Но у его мольберта стоял Валентин Вениаминович. Федор видел только его спину со вздернутым плечом и затылок. Но и затылок, твердый, угрюмый, натянутый, осуждал работу Федора. А у Федора пол горел под ногами, он сам бы хотел новыми глазами взглянуть на холст, сам себя осудить. За эти несколько минут, пока ходил от мольберта к мольберту, он стал умнее, судить себя будет беспощадно. Но надо дождаться, когда Валентин Вениаминович уйдет.

Валентин Вениаминович отвернулся, на секунду Федор увидел его лицо, оно было равнодушно.

Федор занял его место, застыл с опущенными руками.

Бутылка есть, она похожа на бутылку, не назовешь ее горшком или чашкой.

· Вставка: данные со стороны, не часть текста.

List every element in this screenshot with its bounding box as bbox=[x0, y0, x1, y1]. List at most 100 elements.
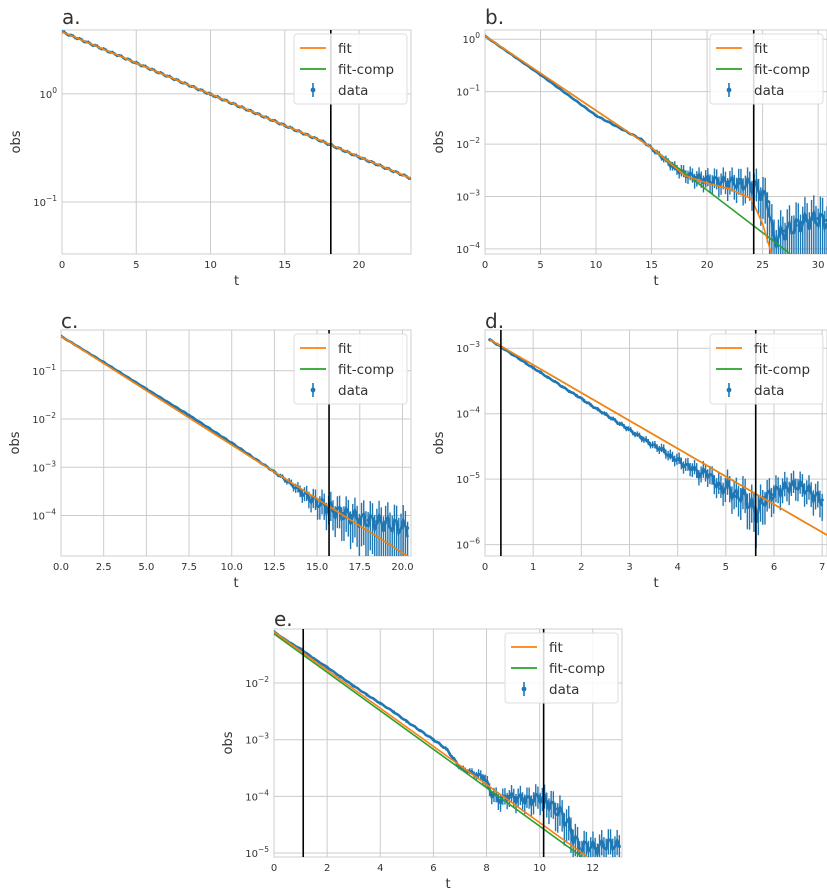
data-point bbox=[727, 180, 731, 184]
y-axis-label: obs bbox=[432, 431, 447, 454]
x-tick-label: 3 bbox=[626, 562, 632, 573]
fit-line bbox=[61, 335, 409, 556]
legend-box bbox=[293, 33, 408, 105]
legend-label: fit bbox=[338, 341, 352, 357]
x-tick-label: 10.0 bbox=[221, 562, 243, 573]
data-point bbox=[601, 843, 606, 847]
legend-label: fit-comp bbox=[754, 62, 810, 78]
data-point bbox=[569, 828, 574, 833]
x-tick-label: 5 bbox=[537, 260, 543, 271]
data-point bbox=[788, 226, 792, 230]
legend-label: data bbox=[754, 383, 784, 399]
data-point bbox=[594, 113, 598, 118]
legend-label: data bbox=[549, 682, 579, 698]
data-point bbox=[375, 519, 379, 524]
x-tick-label: 2.5 bbox=[96, 562, 112, 573]
x-tick-label: 0 bbox=[271, 863, 277, 874]
y-tick-label: 10−5 bbox=[456, 471, 480, 486]
legend: fit fit-comp data bbox=[504, 632, 619, 704]
y-tick-label: 10−3 bbox=[245, 732, 269, 747]
data-point bbox=[378, 701, 382, 705]
data-point bbox=[777, 233, 781, 238]
y-tick-label: 10−3 bbox=[32, 459, 56, 474]
plot-marks bbox=[485, 30, 827, 254]
data-point bbox=[632, 431, 636, 436]
data-point bbox=[574, 393, 579, 398]
legend-label: fit-comp bbox=[338, 62, 394, 78]
x-axis-label: t bbox=[233, 576, 238, 591]
data-point bbox=[733, 494, 738, 498]
legend-marker-dot bbox=[521, 686, 527, 692]
data-point bbox=[553, 807, 558, 811]
data-point bbox=[770, 493, 774, 497]
y-tick-label: 10−3 bbox=[456, 340, 480, 355]
x-tick-label: 17.5 bbox=[349, 562, 371, 573]
data-point bbox=[611, 417, 615, 421]
legend: fit fit-comp data bbox=[293, 33, 408, 105]
x-tick-label: 5 bbox=[133, 260, 139, 271]
data-point bbox=[431, 738, 435, 742]
data-point bbox=[784, 485, 788, 489]
x-tick-label: 0 bbox=[482, 260, 488, 271]
data-point bbox=[738, 181, 742, 185]
x-tick-label: 5.0 bbox=[138, 562, 154, 573]
data-point bbox=[530, 798, 534, 802]
legend-box bbox=[709, 333, 824, 405]
legend-label: fit bbox=[549, 640, 563, 656]
chart-panel-a: 0 5 10 15 20 10−1 100 t obs a. fit fit-comp data bbox=[9, 5, 412, 289]
y-tick-label: 10−1 bbox=[32, 363, 56, 378]
data-point bbox=[805, 218, 809, 222]
data-point bbox=[705, 178, 709, 182]
data-point bbox=[661, 448, 665, 452]
x-tick-label: 7.5 bbox=[181, 562, 197, 573]
x-tick-label: 10 bbox=[590, 260, 603, 271]
panel-label: a. bbox=[62, 5, 81, 29]
y-tick-label: 100 bbox=[462, 31, 480, 46]
x-tick-label: 10 bbox=[204, 260, 217, 271]
plot-marks bbox=[274, 629, 621, 857]
data-point bbox=[716, 179, 720, 183]
data-point bbox=[577, 846, 582, 851]
x-tick-label: 15.0 bbox=[306, 562, 328, 573]
data-point bbox=[791, 483, 795, 487]
y-axis-label: obs bbox=[221, 731, 236, 754]
panel-label: c. bbox=[61, 309, 78, 333]
data-point bbox=[358, 517, 362, 521]
legend-label: data bbox=[338, 83, 368, 99]
legend-label: fit-comp bbox=[754, 362, 810, 378]
y-tick-label: 10−2 bbox=[245, 675, 269, 690]
panel-label: b. bbox=[485, 5, 504, 29]
x-axis-label: t bbox=[653, 576, 658, 591]
data-point bbox=[593, 846, 598, 851]
data-point bbox=[383, 521, 387, 525]
data-point bbox=[794, 223, 798, 228]
legend-marker-dot bbox=[310, 387, 316, 393]
y-tick-label: 10−1 bbox=[33, 194, 57, 209]
data-point bbox=[749, 182, 754, 187]
data-point bbox=[712, 479, 716, 483]
data-point bbox=[560, 384, 564, 389]
data-point bbox=[538, 370, 542, 374]
data-point bbox=[553, 379, 557, 384]
data-point bbox=[760, 192, 765, 196]
data-point bbox=[514, 796, 518, 800]
data-point bbox=[603, 412, 608, 416]
y-axis-label: obs bbox=[8, 431, 23, 454]
x-axis-label: t bbox=[234, 274, 239, 289]
data-point bbox=[810, 217, 815, 221]
data-point bbox=[585, 843, 590, 847]
data-point bbox=[683, 464, 687, 468]
x-tick-label: 2 bbox=[324, 863, 330, 874]
x-axis-label: t bbox=[445, 877, 450, 892]
data-point bbox=[609, 841, 613, 845]
data-point bbox=[777, 488, 781, 492]
x-tick-label: 12 bbox=[586, 863, 599, 874]
y-tick-label: 10−2 bbox=[456, 136, 480, 151]
data-point bbox=[625, 426, 629, 430]
legend-label: fit-comp bbox=[338, 362, 394, 378]
x-tick-label: 0 bbox=[59, 260, 65, 271]
data-point bbox=[690, 466, 694, 470]
data-point bbox=[498, 798, 502, 802]
data-point bbox=[349, 513, 353, 518]
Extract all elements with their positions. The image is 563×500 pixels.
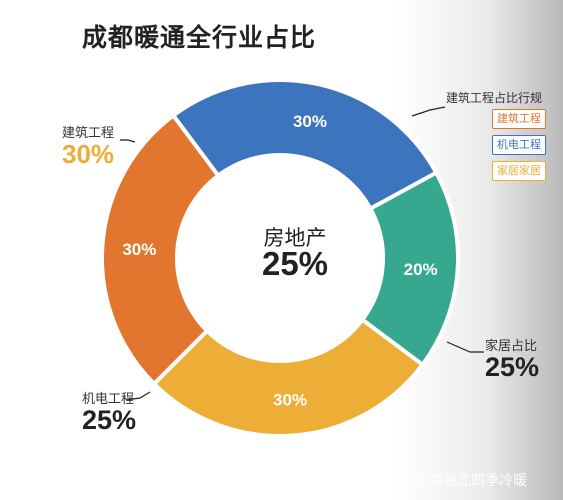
annotation-building: 建筑工程 30%: [62, 122, 114, 167]
annotation-mep-label: 机电工程: [82, 391, 135, 406]
annotation-mep: 机电工程 25%: [82, 388, 136, 434]
slice-label-2: 20%: [404, 260, 438, 279]
legend-item-building: 建筑工程: [492, 109, 546, 129]
annotation-home-value: 25%: [485, 352, 540, 382]
watermark: @天南地北四季冷暖: [401, 472, 528, 488]
leader-building: [120, 139, 136, 143]
annotation-mep-value: 25%: [82, 405, 137, 435]
slice-0: [100, 112, 222, 387]
leader-legend: [411, 106, 446, 117]
slice-1: [170, 78, 439, 212]
chart-title: 成都暖通全行业占比: [82, 24, 317, 52]
annotation-home: 家居占比 25%: [485, 335, 539, 381]
legend-item-mep: 机电工程: [492, 135, 546, 155]
slice-2: [359, 169, 460, 368]
legend-item-home: 家居家居: [492, 161, 546, 181]
slice-label-1: 30%: [293, 112, 327, 131]
annotation-building-value: 30%: [62, 139, 115, 169]
slice-label-0: 30%: [122, 240, 156, 259]
slice-label-3: 30%: [273, 391, 307, 410]
leader-home: [446, 341, 484, 353]
annotation-building-label: 建筑工程: [62, 125, 115, 140]
center-label: 房地产: [263, 227, 327, 250]
slice-3: [151, 316, 426, 438]
annotation-home-label: 家居占比: [485, 338, 538, 353]
leader-mep: [125, 391, 151, 401]
legend-title: 建筑工程占比行规: [446, 91, 543, 105]
center-value: 25%: [261, 245, 329, 282]
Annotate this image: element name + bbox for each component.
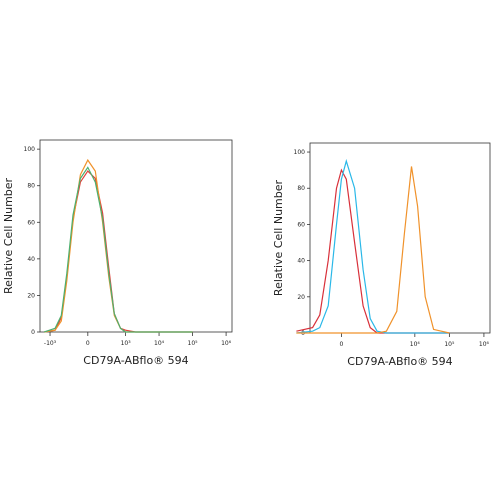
plot-frame — [39, 139, 233, 333]
y-tick-label: 100 — [24, 146, 36, 153]
x-tick-label: 10⁴ — [154, 340, 165, 347]
y-tick-label: 40 — [297, 258, 305, 265]
plot-frame — [309, 142, 491, 334]
x-tick-label: -10³ — [44, 340, 57, 347]
y-tick-label: 100 — [294, 149, 306, 156]
y-tick-label: 80 — [27, 183, 35, 190]
x-tick-label: 0 — [86, 340, 90, 347]
y-axis-label: Relative Cell Number — [2, 177, 15, 294]
histogram-line — [44, 166, 193, 333]
x-tick-label: 10⁶ — [221, 340, 232, 347]
y-axis-label: Relative Cell Number — [272, 179, 285, 296]
x-tick-label: 10⁵ — [444, 341, 455, 348]
histogram-line — [296, 158, 450, 334]
y-tick-label: 40 — [27, 256, 35, 263]
x-tick-label: 10³ — [121, 340, 132, 347]
y-tick-label: 20 — [297, 294, 305, 301]
x-tick-label: 10⁵ — [188, 340, 199, 347]
y-tick-label: 60 — [297, 221, 305, 228]
histogram-line — [44, 158, 193, 333]
y-tick-label: 60 — [27, 219, 35, 226]
y-tick-label: 20 — [27, 292, 35, 299]
x-axis-label: CD79A-ABflo® 594 — [83, 354, 188, 367]
histogram-line — [296, 168, 450, 334]
x-axis-label: CD79A-ABflo® 594 — [347, 355, 452, 368]
x-tick-label: 0 — [340, 341, 344, 348]
y-tick-label: 0 — [31, 329, 35, 336]
histogram-line — [296, 166, 450, 334]
histogram-line — [44, 170, 193, 333]
x-tick-label: 10⁶ — [479, 341, 490, 348]
y-tick-label: 80 — [297, 185, 305, 192]
x-tick-label: 10⁴ — [410, 341, 421, 348]
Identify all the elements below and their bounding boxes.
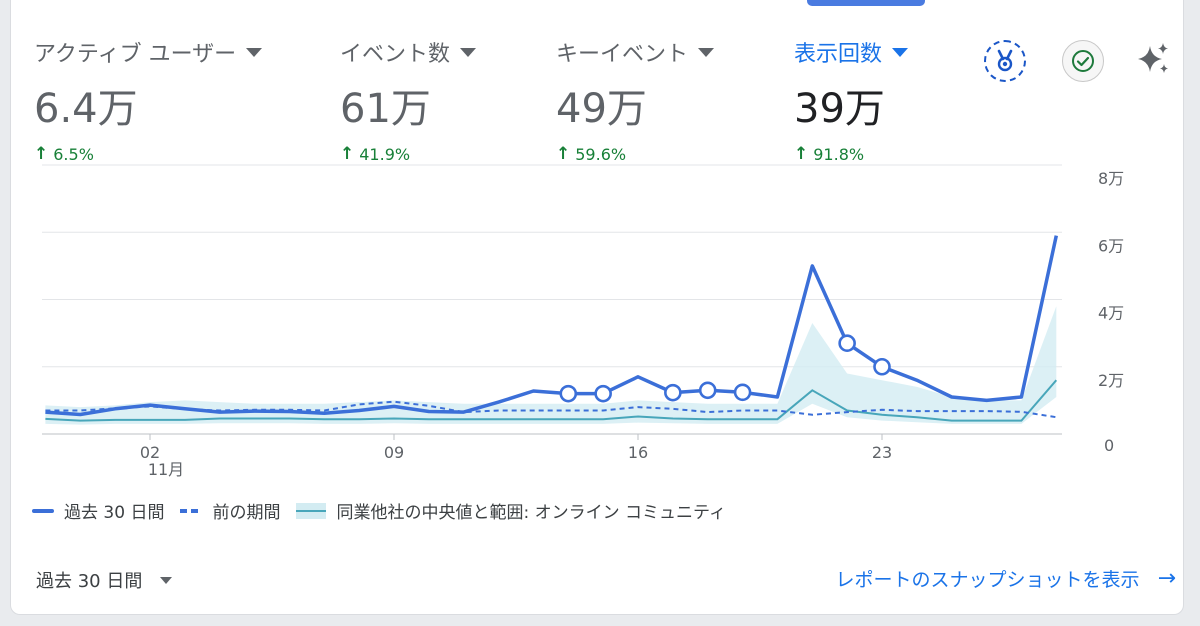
analytics-card <box>10 0 1184 615</box>
anomaly-marker[interactable] <box>664 383 682 402</box>
metric-tab-views[interactable]: 表示回数 39万 ↑ 91.8% <box>794 36 909 164</box>
arrow-up-icon: ↑ <box>34 144 49 164</box>
y-tick-label: 0 <box>1104 436 1114 455</box>
ribbon-badge-icon[interactable] <box>984 40 1026 82</box>
metric-value: 39万 <box>794 86 885 132</box>
metric-value: 6.4万 <box>34 86 138 132</box>
sparkle-icon[interactable] <box>1132 38 1174 80</box>
previous-period-line <box>45 400 1057 419</box>
metric-change: 41.9% <box>359 144 411 164</box>
check-circle-icon[interactable] <box>1062 40 1104 82</box>
x-tick-month-label: 11月 <box>148 460 184 479</box>
metric-change: 91.8% <box>813 144 865 164</box>
benchmark-median-line <box>45 379 1058 422</box>
legend-label: 同業他社の中央値と範囲: オンライン コミュニティ <box>336 503 726 523</box>
metric-tab-event-count[interactable]: イベント数 61万 ↑ 41.9% <box>340 36 477 164</box>
arrow-right-icon: → <box>1157 566 1176 591</box>
snapshot-link-label: レポートのスナップショットを表示 <box>835 569 1140 591</box>
anomaly-marker[interactable] <box>698 381 717 400</box>
x-tick-label: 23 <box>872 443 892 462</box>
legend-item-previous[interactable]: 前の期間 <box>180 498 280 523</box>
arrow-up-icon: ↑ <box>794 144 809 164</box>
dropdown-caret-icon[interactable] <box>698 47 715 57</box>
chart-legend: 過去 30 日間 前の期間 同業他社の中央値と範囲: オンライン コミュニティ <box>32 498 742 523</box>
date-range-label: 過去 30 日間 <box>36 571 143 592</box>
dropdown-caret-icon[interactable] <box>892 47 909 57</box>
metric-label: キーイベント <box>556 42 689 67</box>
metric-label: アクティブ ユーザー <box>34 42 237 67</box>
metric-change: 6.5% <box>53 144 94 164</box>
metric-label: イベント数 <box>340 42 451 67</box>
legend-label: 過去 30 日間 <box>64 503 165 523</box>
x-tick-label: 02 <box>140 443 160 462</box>
anomaly-marker[interactable] <box>733 383 752 402</box>
anomaly-marker[interactable] <box>873 357 891 376</box>
x-tick-label: 09 <box>384 443 404 462</box>
benchmark-range-band <box>45 306 1057 425</box>
metric-label: 表示回数 <box>794 42 883 67</box>
legend-label: 前の期間 <box>212 503 281 523</box>
metric-tab-active-users[interactable]: アクティブ ユーザー 6.4万 ↑ 6.5% <box>34 36 263 164</box>
metric-value: 49万 <box>556 86 647 132</box>
y-tick-label: 8万 <box>1098 169 1124 188</box>
view-report-snapshot-link[interactable]: レポートのスナップショットを表示 → <box>836 565 1176 592</box>
arrow-up-icon: ↑ <box>340 144 355 164</box>
y-tick-label: 6万 <box>1098 236 1124 255</box>
dropdown-caret-icon[interactable] <box>460 47 477 57</box>
y-tick-label: 2万 <box>1098 371 1124 390</box>
dropdown-caret-icon[interactable] <box>246 47 263 57</box>
anomaly-marker[interactable] <box>594 384 612 403</box>
legend-swatch <box>32 508 54 513</box>
anomaly-marker[interactable] <box>838 334 856 353</box>
anomaly-marker[interactable] <box>559 384 578 403</box>
legend-item-benchmark[interactable]: 同業他社の中央値と範囲: オンライン コミュニティ <box>296 498 726 523</box>
arrow-up-icon: ↑ <box>556 144 571 164</box>
x-tick-label: 16 <box>628 443 648 462</box>
legend-swatch <box>296 502 327 519</box>
chevron-down-icon <box>160 576 173 584</box>
legend-item-current[interactable]: 過去 30 日間 <box>32 498 164 523</box>
y-tick-label: 4万 <box>1098 304 1124 323</box>
metric-value: 61万 <box>340 86 431 132</box>
date-range-dropdown[interactable]: 過去 30 日間 <box>36 567 173 593</box>
metric-change: 59.6% <box>575 144 627 164</box>
legend-swatch <box>180 508 203 513</box>
metric-tab-key-events[interactable]: キーイベント 49万 ↑ 59.6% <box>556 36 715 164</box>
selected-metric-indicator <box>807 0 925 6</box>
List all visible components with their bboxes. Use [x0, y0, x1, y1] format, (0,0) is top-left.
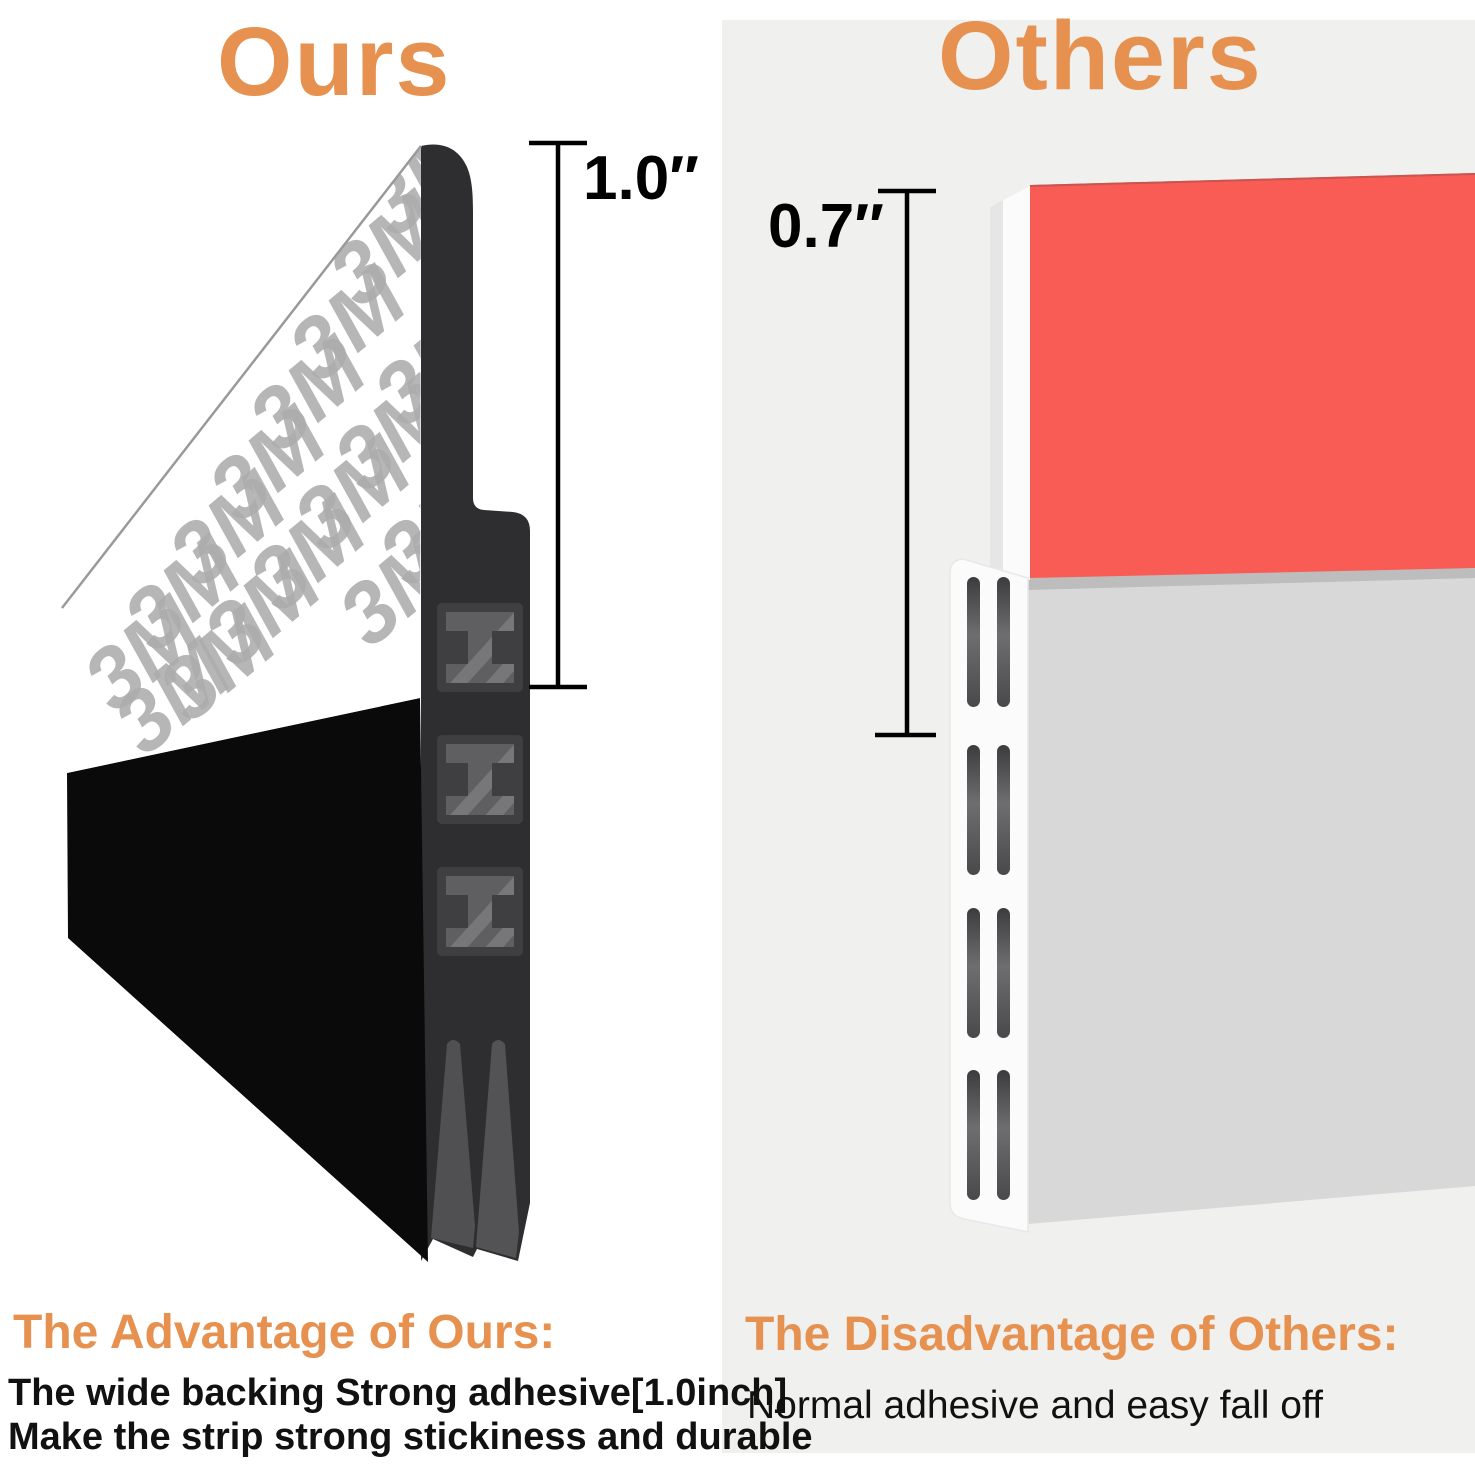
others-title: Others [938, 1, 1263, 110]
ours-description: The wide backing Strong adhesive[1.0inch… [8, 1371, 813, 1459]
strip-fins [431, 1040, 519, 1258]
ours-heading: The Advantage of Ours: [13, 1306, 556, 1359]
rubber-flap [67, 698, 428, 1262]
others-illustration: 0.7″ [768, 173, 1475, 1233]
ours-measurement-label: 1.0″ [583, 144, 699, 213]
ours-illustration: 3M 3M 3M 3M 3M 3M 3M 3M 3M 3M 3M 3M 3M 3… [61, 140, 699, 1262]
ours-title: Ours [217, 7, 452, 116]
adhesive-red-strip [1030, 173, 1475, 578]
adhesive-top-edge [1029, 173, 1475, 187]
height-dimension-ours [529, 140, 587, 690]
backing-top-edge [61, 145, 422, 609]
door-panel [1028, 566, 1475, 1224]
others-strip-front [949, 558, 1029, 1233]
height-dimension-others [875, 188, 936, 738]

Но ведь и про радугу на картине Саввы Ильича любой и каждый мог сказать: «Да, это радуга, а не церковные ворота». Бутылка, лимоны… Видел желтое, добросовестно красил желтым, видел черное – чернил. Краска Вячеслава Чернышева, попав на холст, становилась веществом – стеклом бутылки, душистой и пористой кожей лимонов. У него, Федора, краска так и оставалась краской…

Что может быть проще пивной бутылки?.. Простые вещи окружают людей, простые события проходят мимо них…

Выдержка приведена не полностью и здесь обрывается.